Polish Central Bank May Delay Rate Cuts to Next Autumn, Says Glapiński
On December 5, Adam Glapiński, the Governor of the National Bank of Poland (NBP), indicated that the Monetary Policy Council (MPC) is unlikely to consider reducing the central bank’s reference rate before October 2025. This statement marks a notable shift from previous expectations that rate cuts could commence as early as mid-2025.
During a press conference, Glapiński emphasized that inflation risks could push any potential rate cuts into 2026. He stated, “The council will move to a debate, or even a decision, only when inflation stabilizes and projections clearly indicate a decline.” The MPC maintained the central bank’s reference rate at 5.75% on December 4, marking a 14-month freeze at this two-decade high. This decision aligned with market expectations, reflecting ongoing inflationary pressures despite some recent easing.

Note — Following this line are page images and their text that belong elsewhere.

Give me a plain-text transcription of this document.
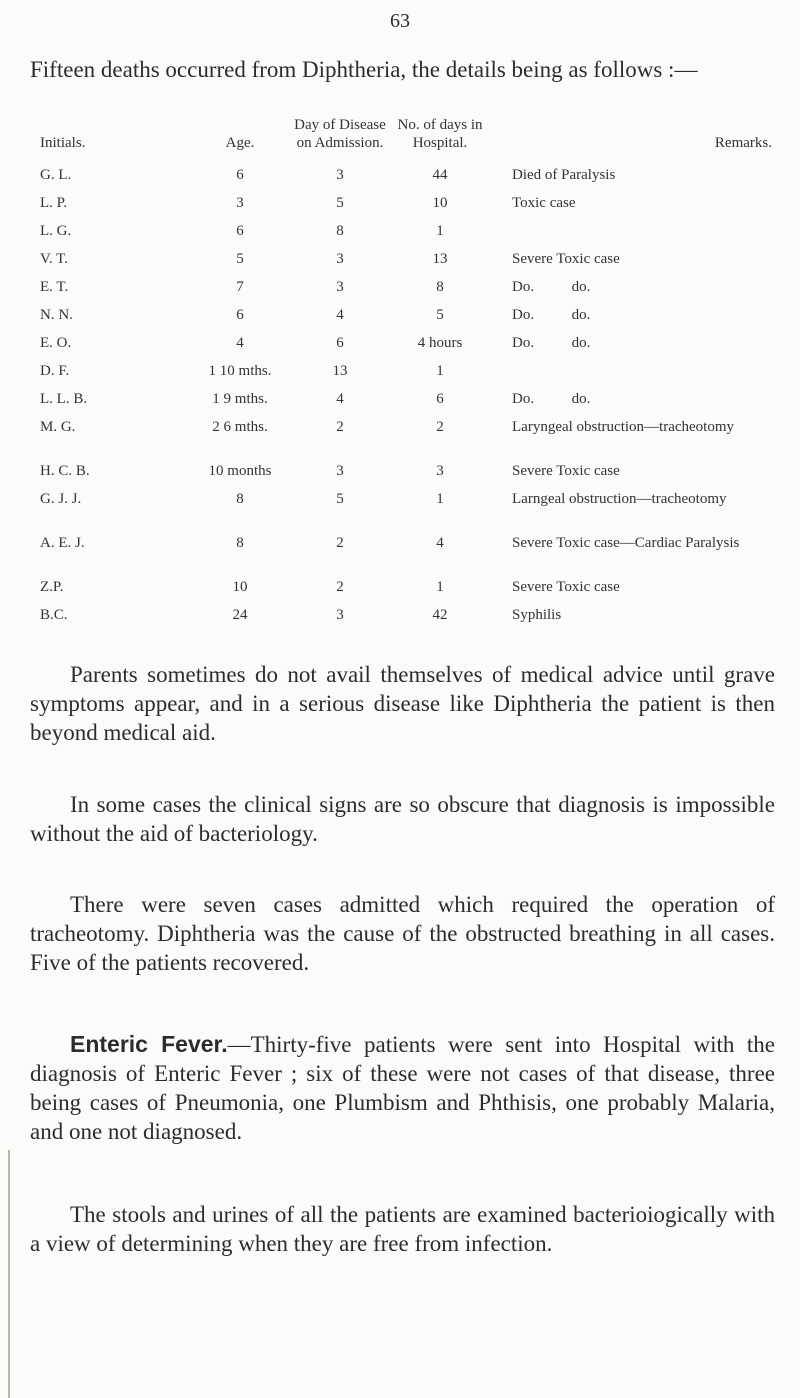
63
Fifteen deaths occurred from Diphtheria, the details being as follows :—
Initials.	Age.	Day of Disease on Admission.	No. of days in Hospital.	Remarks.

G. L.	6	3	44	Died of Paralysis
L. P.	3	5	10	Toxic case
L. G.	6	8	1	
V. T.	5	3	13	Severe Toxic case
E. T.	7	3	8	Do.          do.
N. N.	6	4	5	Do.          do.
E. O.	4	6	4 hours	Do.          do.
D. F.	1 10 mths.	13	1	
L. L. B.	1 9 mths.	4	6	Do.          do.
M. G.	2 6 mths.	2	2	Laryngeal obstruction—tracheotomy
H. C. B.	10 months	3	3	Severe Toxic case
G. J. J.	8	5	1	Larngeal obstruction—tracheotomy
A. E. J.	8	2	4	Severe Toxic case—Cardiac Paralysis
Z.P.	10	2	1	Severe Toxic case
B.C.	24	3	42	Syphilis

Parents sometimes do not avail themselves of medical advice until grave symptoms appear, and in a serious disease like Diphtheria the patient is then beyond medical aid.

In some cases the clinical signs are so obscure that diagnosis is impossible without the aid of bacteriology.

There were seven cases admitted which required the operation of tracheotomy. Diphtheria was the cause of the obstructed breathing in all cases. Five of the patients recovered.

Enteric Fever.—Thirty-five patients were sent into Hospital with the diagnosis of Enteric Fever ; six of these were not cases of that disease, three being cases of Pneumonia, one Plumbism and Phthisis, one probably Malaria, and one not diagnosed.

The stools and urines of all the patients are examined bacterioiogically with a view of determining when they are free from infection.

Inflation remains a critical issue in Poland, with the consumer price index (CPI) rising 4.6% year-on-year in November, a slight decrease from 4.9% in October. The NBP has identified several factors contributing to sustained high inflation, including increases in energy prices, planned excise duty hikes, and rising costs of administered services. The anticipated unfreezing of energy prices in late 2025 adds further uncertainty, potentially delaying any rate cuts.
ING Bank noted that this situation could postpone the return of inflation to the central bank's target by six months compared to the baseline scenario outlined in the NBP's November projection, thereby delaying the start of the easing cycle.
Analysts have observed a more hawkish tone in the NBP's December statement, contrasting with a more lenient outlook in previous months. ING commented, “Any dovish pivot is premature,” highlighting the renewed focus on energy price risks. The current restrictive monetary policy reflects the NBP's commitment to controlling inflation, with future decisions likely contingent on inflation dynamics and economic forecasts.
As the NBP navigates the complexities of inflation and economic stability, the timeline for potential rate cuts remains uncertain. The central bank's approach will depend on clear evidence of declining inflation, with Glapiński's recent remarks signaling a cautious stance in the face of persistent economic challenges.